Dorado bytecodes per second

Jecel Assumpcao Jr jecel at merlintec.com
Thu Apr 28 20:38:19 UTC 2005


Tim Rowledge wrote on Wed, 27 Apr 2005 19:51:39 -0700
> I was under the impression that the Dorado was a 70nS cycle machine, ie 14MHz
> or so. And many bytecodes would take more than one cycle of course.

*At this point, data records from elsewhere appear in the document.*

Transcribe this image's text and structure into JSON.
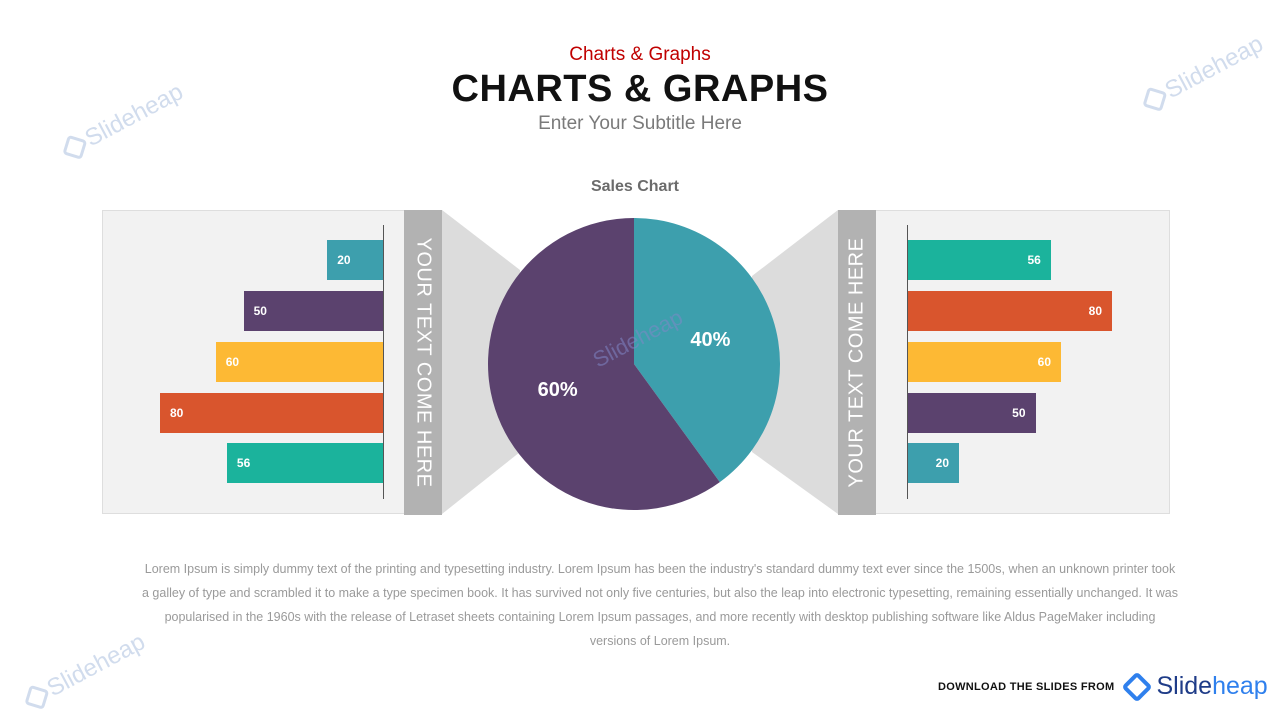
{
  "header": {
    "eyebrow": "Charts & Graphs",
    "title": "CHARTS & GRAPHS",
    "subtitle": "Enter Your Subtitle Here"
  },
  "panels": {
    "left_label": "YOUR TEXT COME HERE",
    "right_label": "YOUR TEXT COME HERE"
  },
  "chart_data": [
    {
      "type": "pie",
      "title": "Sales Chart",
      "slices": [
        {
          "label": "40%",
          "value": 40,
          "color": "#3d9fad"
        },
        {
          "label": "60%",
          "value": 60,
          "color": "#5b426e"
        }
      ]
    },
    {
      "type": "bar",
      "orientation": "horizontal",
      "direction": "right-to-left",
      "xlim": [
        0,
        80
      ],
      "values": [
        20,
        50,
        60,
        80,
        56
      ],
      "colors": [
        "#3d9fad",
        "#5b426e",
        "#fdb934",
        "#d9552d",
        "#1bb39c"
      ]
    },
    {
      "type": "bar",
      "orientation": "horizontal",
      "direction": "left-to-right",
      "xlim": [
        0,
        80
      ],
      "values": [
        56,
        80,
        60,
        50,
        20
      ],
      "colors": [
        "#1bb39c",
        "#d9552d",
        "#fdb934",
        "#5b426e",
        "#3d9fad"
      ]
    }
  ],
  "body_text": "Lorem Ipsum is simply dummy text of the printing and typesetting industry. Lorem Ipsum has been the industry's standard dummy text ever since the 1500s, when an unknown printer took a galley of type and scrambled it to make a type specimen book. It has survived not only five centuries, but also the leap into electronic typesetting, remaining essentially unchanged. It was popularised in the 1960s with the release of Letraset sheets containing Lorem Ipsum passages, and more recently with desktop publishing software like Aldus PageMaker including versions of Lorem Ipsum.",
  "watermark": "Slideheap",
  "footer": {
    "download_text": "DOWNLOAD THE SLIDES FROM",
    "logo_slide": "Slide",
    "logo_heap": "heap"
  }
}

Hmmm.... 70ns is what the green book and the SOAR paper say. I found the
50ns number (with the actual clock of 25ns) in

http://www.bitsavers.org/pdf/xerox/dorado/doradoHardwMan.pdf

My calculations have so many errors, of course, that this doesn't really
make any difference.
 
> My Iyonix does about 35mbc/s on the dumb-bytecodes test and about 20 Dorado in
> the greenbook tests - with a tiny cache (don't imagine Dorado had much of one
> either!) the longer prims etc suffer relative to a monster watt-sucker like a
> pentium.

The Dorado's cache was 8KB, though the generous number of registers and
stack as well as the microcode memory helped this go much further than
it normally would.

35/20 = 1.75mbc/s (which is what I expected, not what I had calculated
and you confirmed was the quoted number) and Bruce said in another
message in this thread that something in this range makes Squeak MVC
usable.

I had a lot of trouble calculating speed relative to the Dorado from the
green book numbers since there only include total time and many of the
tests seem to use a different number of repetitions in the version
available on Squeak Map (which crashes in 3.8 on the scan text test). Is
there some easier way to get this number?

> My first ARM system was 4 mips (no cache at all, not even instruction pre-
> fetch) with 4Mb of slow ram. It scored 27% Dorado but was thoroughly usable as
> a UI. It could scan and layout nice formatted text in pretty fonts faster than
> the contemporaneous PCs running Aldus (for example) could do. The ARM 3 upgrade
> gave 10mips and 127% on the same motherboard/ram. The Iyonix is 600MHz with
> larger caches and fast memory but only scores 15 times faster, an indication of
> how much there is still to get out of a simple interpreter.

(600MHz / 8MHz) * 0.27 Dorados = 20.25 Dorados. That seems about right.
Wasn't the ARM3 around 36MHz or something like that?

The last Smalltalk computer I built which is fully working (hardware and
simple demo software, not Smalltalk) was an ARM2 one. The idea was to
use the adaptive compilation stuff from Self to make it usable.
http://www.merlintec.com/lsi/merlin4.html

> I suspect it is largely the rather poor UI responsiveness that is the problem.
> In MVC on my  machine the UI flies, menus are instant, browser bang open etc.
> In morphic every
> thing
> is
> 
> 
> really
> 
> 
> slowwwwwwwwww
> 
> Some of it is simply that morphic is sloshing large bitmaps around with high
> colour depths. Some of it is probably some dumb algorthmic error that nobody
> has spotted yet.

I normally use Squeak side by side on two machines: a 54 mbc/s Pentium
III and a 18 mbc/s UltraSparc. They feel practically the same to me
running Morphic applications. But the other day when I tried the
HTMLTableMorph thing in Scamper the difference was unbelievable! One
felt like 20 times faster than the other instead of merely three times
the speed as it actually is. So it is obvious that simple benchmarks are
only loosely related to user experience. But since that is the only
information that is practical for me to gather I will have to make the
most of it.

For the case of manipulating bitmaps we can always have a coprocessor
help out to fix the problem. While it would be great if some hotspot
could be found and eliminated from Morphic it is far more likely that
the overhead is distributed all over the place. On the other hand, I
don't think a MVC only Squeak machine is practical for general use.